COURSE REQUIREMENTS & GRADE BREAKDOWN
- You must finish all these requirements to pass the course
- 60% of your grade in total: Two short fantasy, fantastic, or fabulist fiction stories in two drafts each, with each Final Draft substantially improved over the Rough Draft. Each draft will be at least 6-8 double-spaced pages long, or 1,500-2,000 words per draft, and together with its related Laulima informal writing exercises, will constitute up to 15% of your total grade.

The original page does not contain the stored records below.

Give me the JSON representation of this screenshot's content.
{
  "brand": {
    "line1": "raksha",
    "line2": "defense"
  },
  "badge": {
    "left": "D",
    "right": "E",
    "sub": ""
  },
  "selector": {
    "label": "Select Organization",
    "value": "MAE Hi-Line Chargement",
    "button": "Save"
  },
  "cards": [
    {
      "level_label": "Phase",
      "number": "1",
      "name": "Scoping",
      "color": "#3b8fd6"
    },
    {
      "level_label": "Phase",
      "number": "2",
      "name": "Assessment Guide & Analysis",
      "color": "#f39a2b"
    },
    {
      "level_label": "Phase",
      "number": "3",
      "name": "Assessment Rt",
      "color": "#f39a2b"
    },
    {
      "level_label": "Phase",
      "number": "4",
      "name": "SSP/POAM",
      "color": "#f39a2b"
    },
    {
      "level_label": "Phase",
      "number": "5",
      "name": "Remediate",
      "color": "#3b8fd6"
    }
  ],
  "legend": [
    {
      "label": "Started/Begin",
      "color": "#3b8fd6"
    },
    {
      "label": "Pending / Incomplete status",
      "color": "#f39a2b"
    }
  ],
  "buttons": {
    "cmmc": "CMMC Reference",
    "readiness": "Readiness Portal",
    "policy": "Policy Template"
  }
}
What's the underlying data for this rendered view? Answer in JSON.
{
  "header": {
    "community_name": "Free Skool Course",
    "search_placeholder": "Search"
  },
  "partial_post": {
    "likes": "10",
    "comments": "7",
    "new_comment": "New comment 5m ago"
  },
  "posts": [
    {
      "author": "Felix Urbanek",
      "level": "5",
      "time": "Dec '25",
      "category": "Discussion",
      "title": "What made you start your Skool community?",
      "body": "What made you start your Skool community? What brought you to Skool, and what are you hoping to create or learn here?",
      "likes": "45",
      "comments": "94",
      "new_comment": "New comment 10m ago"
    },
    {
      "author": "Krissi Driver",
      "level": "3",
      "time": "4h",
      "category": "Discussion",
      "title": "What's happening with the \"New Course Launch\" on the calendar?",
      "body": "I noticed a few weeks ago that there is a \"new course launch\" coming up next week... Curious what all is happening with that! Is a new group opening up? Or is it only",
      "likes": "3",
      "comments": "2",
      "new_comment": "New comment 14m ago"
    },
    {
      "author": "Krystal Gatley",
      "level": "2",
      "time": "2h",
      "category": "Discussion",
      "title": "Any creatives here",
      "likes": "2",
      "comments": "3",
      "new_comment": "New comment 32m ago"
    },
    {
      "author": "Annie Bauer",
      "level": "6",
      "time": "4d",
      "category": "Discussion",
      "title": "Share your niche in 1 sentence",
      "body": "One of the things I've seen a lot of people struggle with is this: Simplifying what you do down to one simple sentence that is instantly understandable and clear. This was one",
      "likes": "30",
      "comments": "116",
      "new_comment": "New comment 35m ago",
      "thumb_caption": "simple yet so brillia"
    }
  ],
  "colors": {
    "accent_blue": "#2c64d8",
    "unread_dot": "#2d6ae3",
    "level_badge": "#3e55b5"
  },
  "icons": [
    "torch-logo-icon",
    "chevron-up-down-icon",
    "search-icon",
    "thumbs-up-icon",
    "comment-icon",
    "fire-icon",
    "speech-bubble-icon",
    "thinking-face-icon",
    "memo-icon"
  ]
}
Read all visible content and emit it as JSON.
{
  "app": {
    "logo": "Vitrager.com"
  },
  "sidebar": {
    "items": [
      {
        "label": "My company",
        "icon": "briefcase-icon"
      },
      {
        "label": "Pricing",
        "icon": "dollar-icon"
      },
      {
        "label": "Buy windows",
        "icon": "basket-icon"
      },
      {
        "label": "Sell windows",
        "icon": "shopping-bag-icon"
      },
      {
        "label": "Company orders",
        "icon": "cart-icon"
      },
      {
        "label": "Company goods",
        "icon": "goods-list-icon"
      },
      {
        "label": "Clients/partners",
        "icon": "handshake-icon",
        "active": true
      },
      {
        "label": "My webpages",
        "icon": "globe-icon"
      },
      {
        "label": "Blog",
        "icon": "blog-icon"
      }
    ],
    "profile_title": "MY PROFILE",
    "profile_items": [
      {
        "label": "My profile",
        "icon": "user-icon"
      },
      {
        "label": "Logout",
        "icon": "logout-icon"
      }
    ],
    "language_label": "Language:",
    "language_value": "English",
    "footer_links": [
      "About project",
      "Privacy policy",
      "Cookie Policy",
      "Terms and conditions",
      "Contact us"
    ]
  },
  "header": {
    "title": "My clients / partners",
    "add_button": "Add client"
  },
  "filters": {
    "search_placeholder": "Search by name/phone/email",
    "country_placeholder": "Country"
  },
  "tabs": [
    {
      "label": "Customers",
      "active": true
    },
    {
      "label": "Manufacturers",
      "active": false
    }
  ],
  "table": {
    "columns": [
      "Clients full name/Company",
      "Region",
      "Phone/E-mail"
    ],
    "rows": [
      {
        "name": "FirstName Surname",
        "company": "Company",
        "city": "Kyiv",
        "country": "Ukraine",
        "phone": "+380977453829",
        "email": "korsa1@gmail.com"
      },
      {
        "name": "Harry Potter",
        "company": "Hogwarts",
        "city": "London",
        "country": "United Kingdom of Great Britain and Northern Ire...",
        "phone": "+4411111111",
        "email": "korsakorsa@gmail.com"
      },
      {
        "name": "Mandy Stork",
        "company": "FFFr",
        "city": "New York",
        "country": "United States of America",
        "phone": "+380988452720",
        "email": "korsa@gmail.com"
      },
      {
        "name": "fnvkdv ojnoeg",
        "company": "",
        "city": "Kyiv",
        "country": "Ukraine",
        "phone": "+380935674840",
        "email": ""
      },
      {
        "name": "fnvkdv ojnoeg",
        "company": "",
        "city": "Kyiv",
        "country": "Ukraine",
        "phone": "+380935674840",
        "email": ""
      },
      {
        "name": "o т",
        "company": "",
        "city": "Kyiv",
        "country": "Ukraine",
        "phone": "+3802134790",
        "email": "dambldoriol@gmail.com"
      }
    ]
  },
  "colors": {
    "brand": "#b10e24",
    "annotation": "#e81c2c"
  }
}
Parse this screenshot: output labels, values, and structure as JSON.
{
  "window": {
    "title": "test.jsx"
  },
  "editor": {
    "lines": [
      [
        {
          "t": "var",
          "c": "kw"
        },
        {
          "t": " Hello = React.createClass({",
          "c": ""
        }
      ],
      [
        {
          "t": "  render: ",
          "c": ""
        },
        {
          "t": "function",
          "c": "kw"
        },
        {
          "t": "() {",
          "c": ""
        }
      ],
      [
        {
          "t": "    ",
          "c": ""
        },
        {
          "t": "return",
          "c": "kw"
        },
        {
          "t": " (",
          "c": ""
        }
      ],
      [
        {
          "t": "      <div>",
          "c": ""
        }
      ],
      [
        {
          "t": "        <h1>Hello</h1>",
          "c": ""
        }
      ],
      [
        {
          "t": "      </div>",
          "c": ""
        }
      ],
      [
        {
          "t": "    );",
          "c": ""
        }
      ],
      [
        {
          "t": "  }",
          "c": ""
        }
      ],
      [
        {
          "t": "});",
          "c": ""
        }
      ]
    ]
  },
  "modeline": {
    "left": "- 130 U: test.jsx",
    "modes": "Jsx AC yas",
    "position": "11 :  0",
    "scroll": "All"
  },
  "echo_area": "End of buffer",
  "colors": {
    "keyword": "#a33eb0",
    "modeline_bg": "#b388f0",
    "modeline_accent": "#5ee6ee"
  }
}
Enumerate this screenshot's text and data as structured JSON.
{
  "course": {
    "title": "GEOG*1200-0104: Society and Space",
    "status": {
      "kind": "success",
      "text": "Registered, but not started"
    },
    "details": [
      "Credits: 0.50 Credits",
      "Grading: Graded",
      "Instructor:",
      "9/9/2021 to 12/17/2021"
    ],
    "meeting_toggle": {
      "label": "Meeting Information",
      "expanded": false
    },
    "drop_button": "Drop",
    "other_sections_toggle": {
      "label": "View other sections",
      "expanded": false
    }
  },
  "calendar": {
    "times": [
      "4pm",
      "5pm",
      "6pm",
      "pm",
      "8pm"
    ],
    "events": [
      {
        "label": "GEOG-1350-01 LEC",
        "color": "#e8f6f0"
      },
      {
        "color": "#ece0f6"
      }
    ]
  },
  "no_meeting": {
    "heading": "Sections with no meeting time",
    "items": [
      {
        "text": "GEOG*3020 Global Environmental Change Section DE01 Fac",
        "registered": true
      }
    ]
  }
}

- Paper 1: One short fiction story following the genre conventions and storytelling traditions of one fantasy, fantastic, or fabulist subgenre [15% Rough, 15% Final: each Draft should be substantially different from the previous one, demonstrating serious revision efforts in response to peer and instructor feedback]
- Paper 2: One short fiction story following the genre conventions and storytelling traditions of a different fantasy, fantastic, or fabulist subgenre than Paper 1 [15% Rough, 15% Final: each Draft should be substantially different from the previous one, demonstrating serious revision efforts in response to peer and instructor feedback]
- Participation in group exercises and class discussion via Laulima Discussion Board posts, including responses to peer postings (20% spread over 6 weeks, or a little over a 3 percentage points per week). [The majority of these online activities help you prepare either for the two major papers’ Rough Draft and Final Draft revisions.]
- 2 brief self-reflection essays reflecting on your approach to the story, subgenre conventions you followed or subverted, and storytelling traditions you practiced in your chosen subgenre for writing Paper 1 and Paper 2, which will each make up the last 10% of your grade (20% together). 1.5 double-spaced pages or 375 words per essay (3 double-spaced pages total).